NOTAS DE LOS VIERNES: Como parte de la conmemoración por AWID del 20º aniversario de la Declaración y el Programa de Acción de Viena (DPAV) que representantes de 171 Estados aprobaron en la Conferencia Mundial de Derechos Humanos celebrada en Viena en 1993, estamos produciendo una serie de entrevistas escritas y en audio sobre Viena+20 destacando a feministas prominentes que participaron en la defensa de los derechos humanos de las mujeres antes y después de la Conferencia de Viena.

Por Gabriela De Cicco

Nuestra primera entrevista fue con Charlotte Bunch: Viena+20: El mundo ha cambiado de manera notable, y a los derechos de las mujeres se los toma más en serio como derechos humanos. En esta entrevista más reciente conversamos con tres abogadas feministas y activistas por los derechos de las mujeres de la región de América Latina y el Caribe (ALC), Rose Mary Madden, Susana Chiarotti, y Giulia Tamayo, sobre el adelanto de los derechos humanos de las mujeres en las últimas dos décadas y los retos que aún existen para la realización plena e igualitaria de esos derechos. (1)

Mantente alerta a nuestra próxima sección de Análisis Especial sobre Viena+20 en awid.org para leer entrevistas, análisis y más.

AWID: Ya han pasado 20 años desde que las representaciones de los 171 Estados adoptaron la Declaración y Programa de Acción de la Conferencia Mundial de Derechos Humanos celebrada en Viena en 1993, que afirmó: "Los derechos humanos de la mujer y de la niña son parte inalienable, integrante e indivisible de los derechos humanos universales”. ¿Cuán lejos creen que hemos llegado en los últimos 20 años en la realización de los derechos humanos universales de las mujeres?

Rose Mary Madden (RMM): Ha habido avances en la formulación de derechos humanos para algunas mujeres: mestizas, de clase media, sin discapacidad visible, y heterosexuales. Otras siguen quedando por fuera, por ejemplo, lesbianas, mujeres indígenas, mujeres con capacidades diferentes, las afro, a quienes el principio de universalidad las comprende, ya que los derechos humanos deben ser disfrutados por todas y todos, sobre todo para las mujeres en su diversidad cultural y sexual. Eso es lo dicho en el discurso pero en la forma que los países realizan los derechos humanos a través de políticas públicas heterosexuales, o legislaciones que no comprenden la diversidad de las mujeres. Esto da cuenta de que el logro del parágrafo 18 del Programa de Acción de dicha conferencia, se alcanza tímidamente.
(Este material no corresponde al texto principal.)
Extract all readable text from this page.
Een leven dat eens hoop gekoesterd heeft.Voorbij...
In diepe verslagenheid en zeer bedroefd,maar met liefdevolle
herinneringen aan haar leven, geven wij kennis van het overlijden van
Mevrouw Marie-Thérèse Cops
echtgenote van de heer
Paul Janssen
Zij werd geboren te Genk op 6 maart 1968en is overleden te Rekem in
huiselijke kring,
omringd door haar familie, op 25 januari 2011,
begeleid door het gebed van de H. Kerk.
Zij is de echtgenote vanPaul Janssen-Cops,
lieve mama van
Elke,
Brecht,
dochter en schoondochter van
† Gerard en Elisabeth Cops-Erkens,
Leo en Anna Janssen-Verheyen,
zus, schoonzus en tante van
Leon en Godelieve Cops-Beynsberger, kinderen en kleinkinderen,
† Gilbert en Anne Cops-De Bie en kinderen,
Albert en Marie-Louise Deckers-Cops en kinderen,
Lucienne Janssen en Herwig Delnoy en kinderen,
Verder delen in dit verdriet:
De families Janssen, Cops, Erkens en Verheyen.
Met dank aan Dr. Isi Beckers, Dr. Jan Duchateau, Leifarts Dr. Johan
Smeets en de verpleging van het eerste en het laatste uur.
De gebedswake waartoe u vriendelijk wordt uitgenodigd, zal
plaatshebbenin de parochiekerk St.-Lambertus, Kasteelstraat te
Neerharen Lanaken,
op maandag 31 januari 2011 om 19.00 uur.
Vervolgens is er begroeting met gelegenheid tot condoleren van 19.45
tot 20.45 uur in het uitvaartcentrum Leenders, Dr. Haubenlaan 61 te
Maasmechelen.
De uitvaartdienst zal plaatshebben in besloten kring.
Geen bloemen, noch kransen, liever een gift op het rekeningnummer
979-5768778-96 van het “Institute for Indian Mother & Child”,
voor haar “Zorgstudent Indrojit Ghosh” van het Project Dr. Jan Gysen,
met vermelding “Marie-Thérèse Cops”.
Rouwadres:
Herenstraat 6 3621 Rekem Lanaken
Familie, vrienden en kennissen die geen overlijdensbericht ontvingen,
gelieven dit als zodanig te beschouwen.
Los grupos religiosos han recrudecido su discurso discriminatorio contra las mujeres y en especial tratándose de los derechos reproductivos y sexuales, como por ejemplo contra la legalización del aborto o interrupción voluntaria del embarazo. En México sólo se logra concretarlo en su capital y en Uruguay recientemente, pero el común denominador en la región ha sido impedir el derecho a decidir sobre nuestros cuerpos como ha sido el penalizarlo junto con la anticoncepción de emergencia como lo sucedido en Nicaragua, Honduras, El Salvador. Veo como una de las regiones con mayor retroceso la Centroamericana para la vida, integridad y salud de las mujeres. La violencia contra las mujeres sigue aumentando y con ello el femicidio, es decir, la misoginia se ha ido posicionando de manera transversal, y pero no se ha logrado totalmente que los estados transversalicen los derechos humanos para las mujeres. Hemos llegado a la creación de un marco normativo internacional regional que apuesta a esa universalidad y gracias a los órganos de supervisión se han logrado avances mediante recomendaciones generales o específicas para los Estados. El punto es que ha habido poco cumplimiento por parte de los Estados.

El plan de acción producto de la Conferencia de Viena ha sido utilizado por los movimientos de mujeres y feministas, pero sería oportuno que este tipo de documentos tuviere un carácter vinculante para los Estados partes. Sé que no son tratados ni convenciones, pero habría que lograr darle más un peso, por ejemplo, la ratificación facilitaría su implementación.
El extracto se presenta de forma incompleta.